It’s almost as if it’s a completely different self who is doing this despite me. It hurts me and invokes extreme feelings of guilt. As a result, the cycle gets RESTARTED. The cycle of self-torture knowing that anything good I have could immediately be taken away from me at any moment.
The thing is, everything we do is influenced by our life experiences. Life is hierarchical. Our actions are manifestations of some feelings inside and this loop of self-destructive actions is enacted in part of making sense of the feelings. And you try to give a logical reason to the actions: I was drunk, I was stressed, I’m just “crazy” as they say. You can’t make sense of the feeling so you mask it with a “logical” reason but the inner chaos of your contradictory emotions about your actions still don’t make sense and worse, feels out of your control.
Instead of confronting with the feeling of fear in a healthy way, you hide it from your awareness.
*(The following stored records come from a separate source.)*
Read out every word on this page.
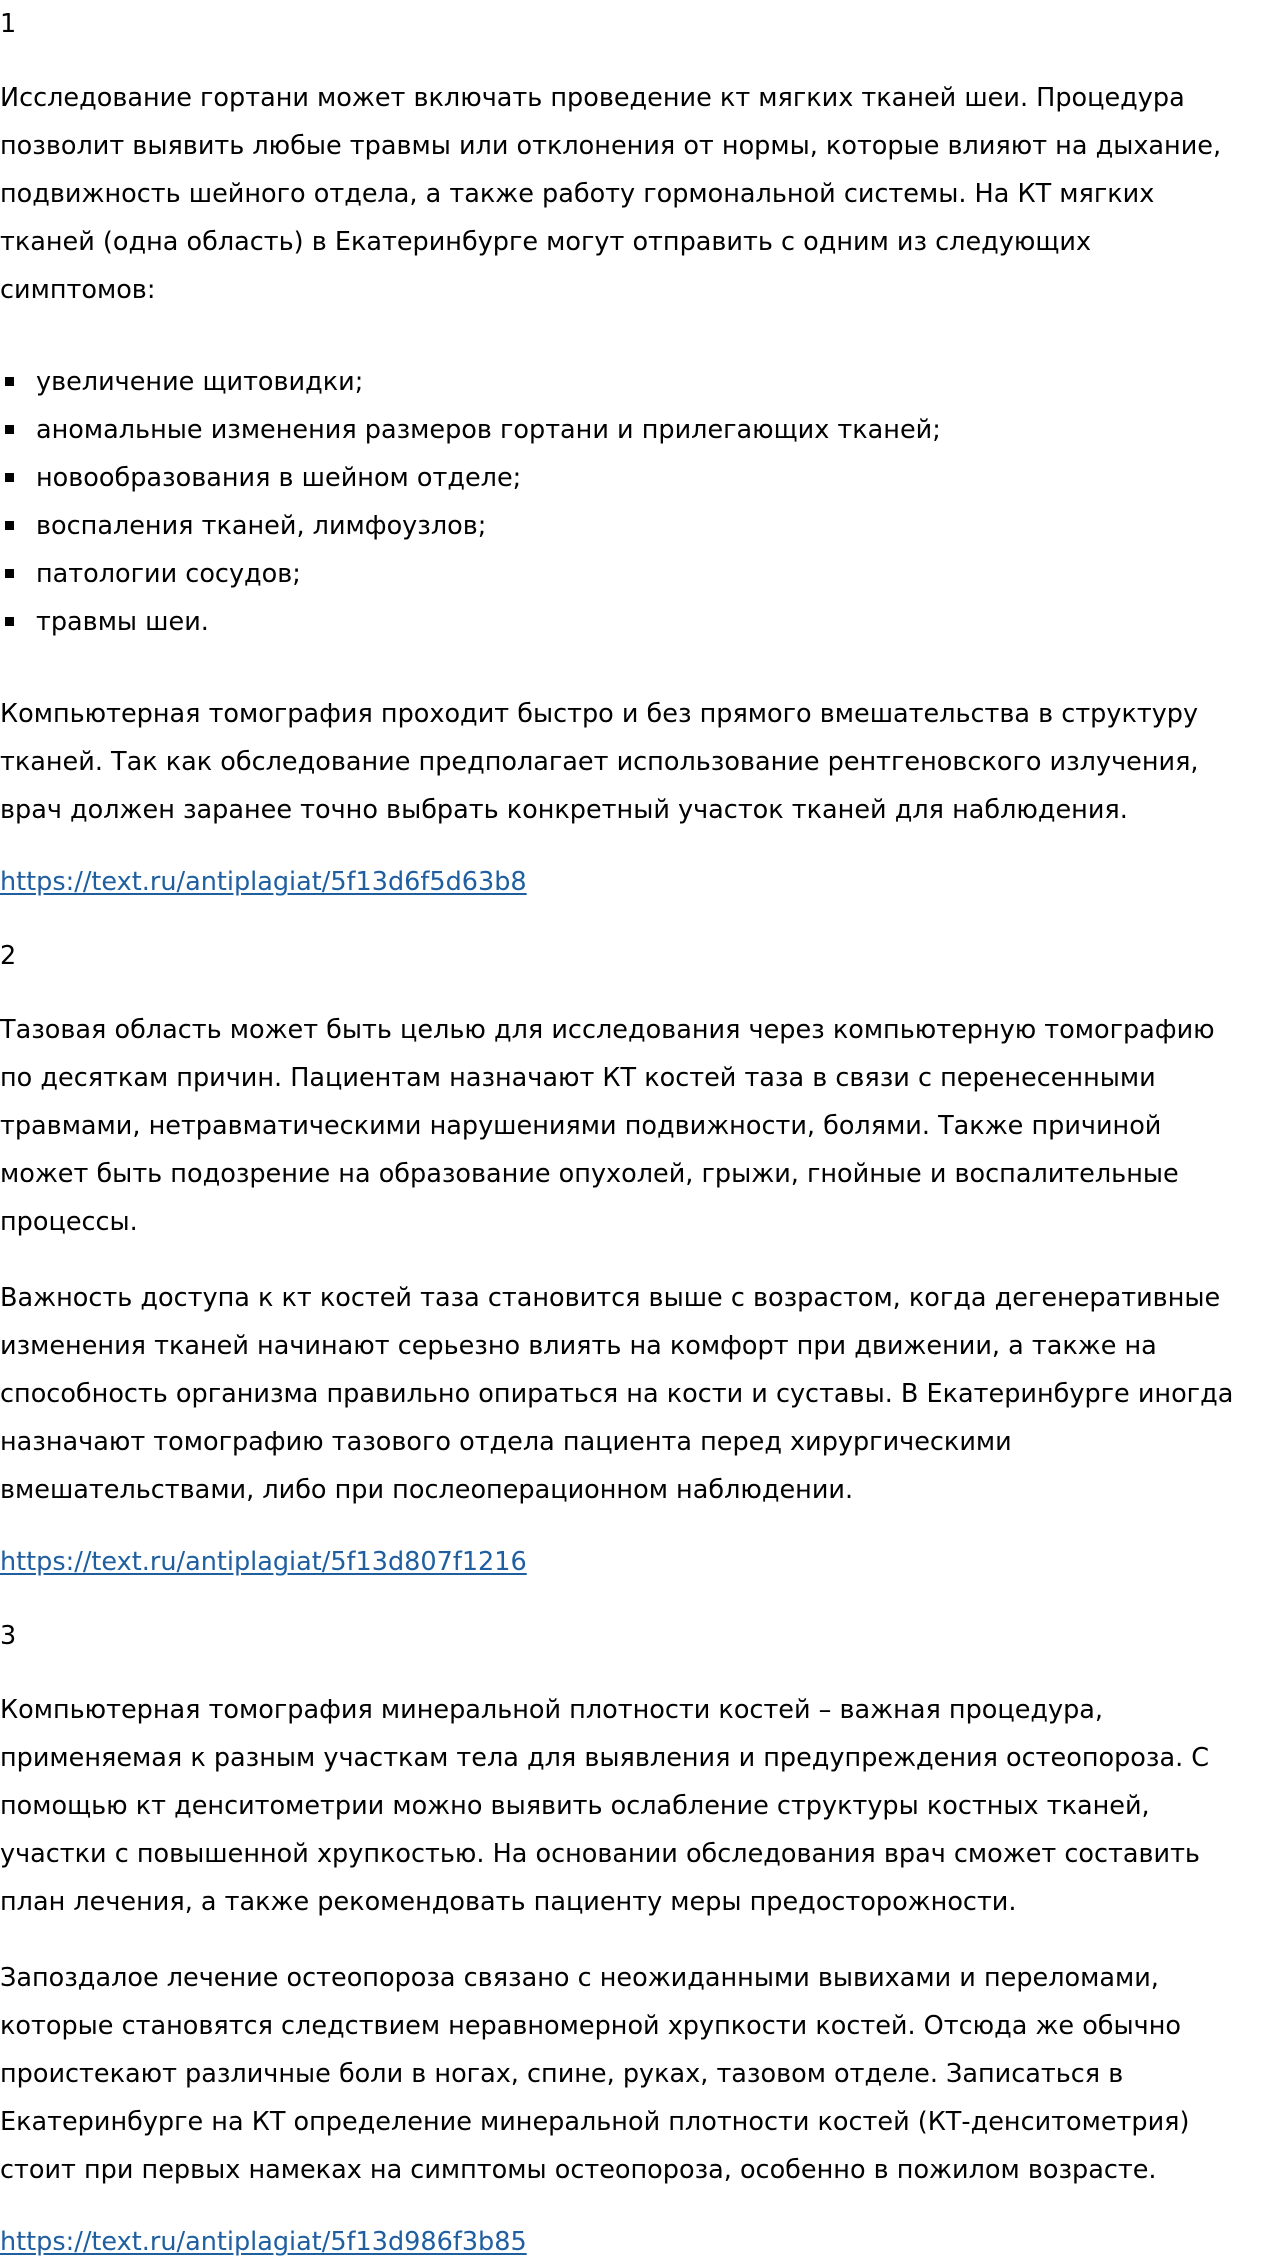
1

Исследование гортани может включать проведение кт мягких тканей шеи. Процедура
позволит выявить любые травмы или отклонения от нормы, которые влияют на дыхание,
подвижность шейного отдела, а также работу гормональной системы. На КТ мягких
тканей (одна область) в Екатеринбурге могут отправить с одним из следующих
симптомов:

увеличение щитовидки;
аномальные изменения размеров гортани и прилегающих тканей;
новообразования в шейном отделе;
воспаления тканей, лимфоузлов;
патологии сосудов;
травмы шеи.

Компьютерная томография проходит быстро и без прямого вмешательства в структуру
тканей. Так как обследование предполагает использование рентгеновского излучения,
врач должен заранее точно выбрать конкретный участок тканей для наблюдения.

https://text.ru/antiplagiat/5f13d6f5d63b8
2

Тазовая область может быть целью для исследования через компьютерную томографию
по десяткам причин. Пациентам назначают КТ костей таза в связи с перенесенными
травмами, нетравматическими нарушениями подвижности, болями. Также причиной
может быть подозрение на образование опухолей, грыжи, гнойные и воспалительные
процессы.

Важность доступа к кт костей таза становится выше с возрастом, когда дегенеративные
изменения тканей начинают серьезно влиять на комфорт при движении, а также на
способность организма правильно опираться на кости и суставы. В Екатеринбурге иногда
назначают томографию тазового отдела пациента перед хирургическими
вмешательствами, либо при послеоперационном наблюдении.

https://text.ru/antiplagiat/5f13d807f1216
3

Компьютерная томография минеральной плотности костей – важная процедура,
применяемая к разным участкам тела для выявления и предупреждения остеопороза. С
помощью кт денситометрии можно выявить ослабление структуры костных тканей,
участки с повышенной хрупкостью. На основании обследования врач сможет составить
план лечения, а также рекомендовать пациенту меры предосторожности.

Запоздалое лечение остеопороза связано с неожиданными вывихами и переломами,
которые становятся следствием неравномерной хрупкости костей. Отсюда же обычно
проистекают различные боли в ногах, спине, руках, тазовом отделе. Записаться в
Екатеринбурге на КТ определение минеральной плотности костей (КТ-денситометрия)
стоит при первых намеках на симптомы остеопороза, особенно в пожилом возрасте.

https://text.ru/antiplagiat/5f13d986f3b85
You lack the ability to deal with your feelings. The reason is rooted from a long time ago. It can be because of your parents, your childhood, an old trauma or a series of traumas.
Though I’ve now learned to confront this fear, something was still missing.
My Re-Discovery of Faith
It wasn’t that I didn’t believe in God — I was kind of a churchgoer growing up and surely had moments throughout my life where my faith was stronger than before. But it wasn’t real.
It wasn’t real because I wanted to call the shots in my life.
But that was the problem — I can’t control my life. The more I tried to control it, the more I drifted to the point of being completely empty.
I was miserable.
My journey to God was no smooth sail. In fact, I’d say God had to completely destroy me to save me. Once I surrendered my life to Jesus Christ, my life was fundamentally different. And truth be told, life has never been better.
If God is for us, who can possibly be against us?
Being self-aware is absolutely, 100% critical in living the life you seek. My journey to discovering it was excruciatingly painful for myself and the loved ones around me (sorry!!!). But boy has life never been so great because of it.
If you are self-aware, it is easier for you to understand other people and detect how they perceive you in return….or how you think they perceive you.